Online Performance Monitoring of Discrete Legs in a Convective Heat Exchanger of a Coal Fired Power Plant Boiler

摘要

The convective pass of a coal fired power plant boiler consists of several heat exchanger stages. Knowledge about the real-time performance of these heat exchangers is valuable for informing operational practices, preparing maintenance strategies and performing root cause analysis. For the specific boiler being studied, the steam in each stage is split into four legs that run in parallel across the boiler width. These legs alternate between the sides and across the centre of the boiler to disperse the effects of an uneven heat profile along the cross section of the flue gas flow path. Previous work has shown that the typical measurement setup in these boilers allows the performance parameters of each complete heat exchanger stage to be determined online using one-dimensional mass and energy balance equations [1][2]. However, flow and temperature maldistribution occurring in steam headers and the flue gas flow path leads to a non-uniform distribution of the performance of individual legs. We present and compare two methods of determining the performance of the individual heat exchanger legs online from process measurements. The first method employs soft sensors based on a thermo-fluid process model that not only accounts for the mass and energy balance, but also solves for momentum conservation.
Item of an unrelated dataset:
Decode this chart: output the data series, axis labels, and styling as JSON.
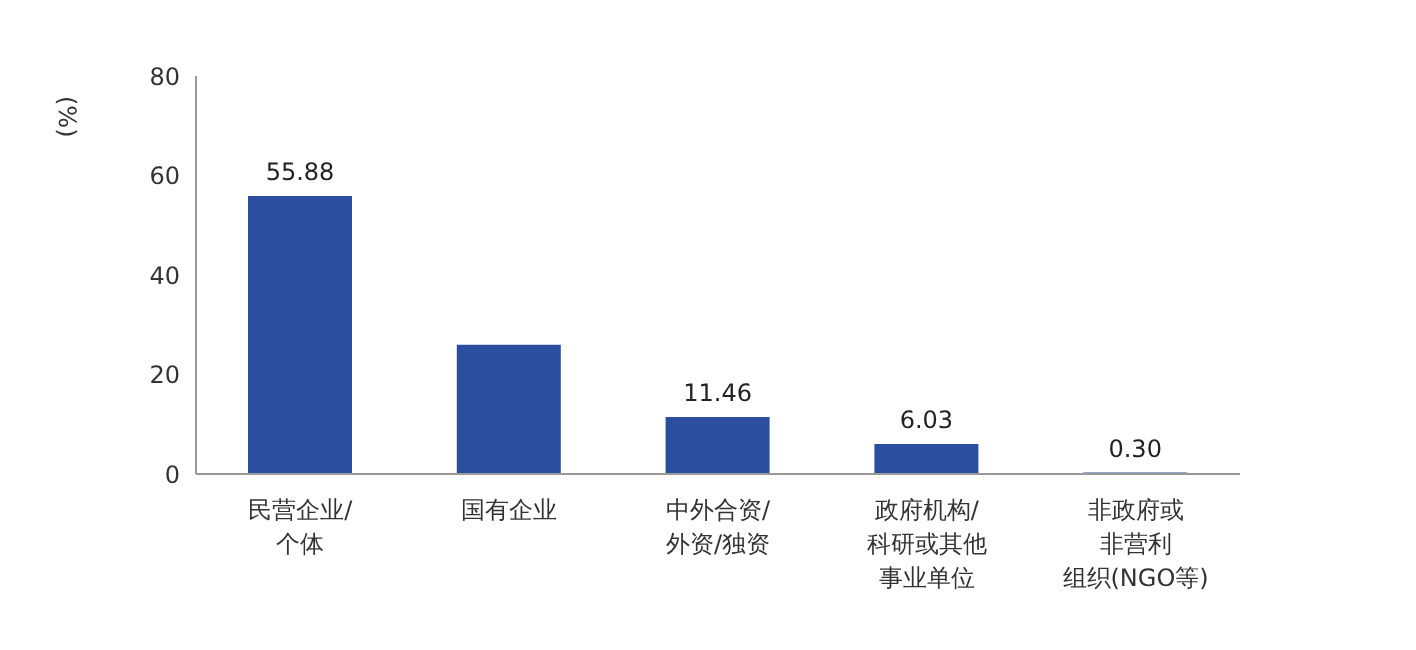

This allows the prediction of the flow distribution in common headers and ducts. The Flownex one-dimensional thermo-fluid network software is used for the modelling effort. The second method is based on the reconstruction-based contribution method which compares measured data to plant performance signatures that allows identification of deterioration of individual heat exchanger legs. These signatures are originally generated with the aid of the process model developed above for different fault scenarios. A case study of a final superheater stage is presented to assess the benefits and limitations of each method. These methods enable the performance of individual legs to be monitored online from process measurements and therefore provide higher resolution results within a heat exchanger stage.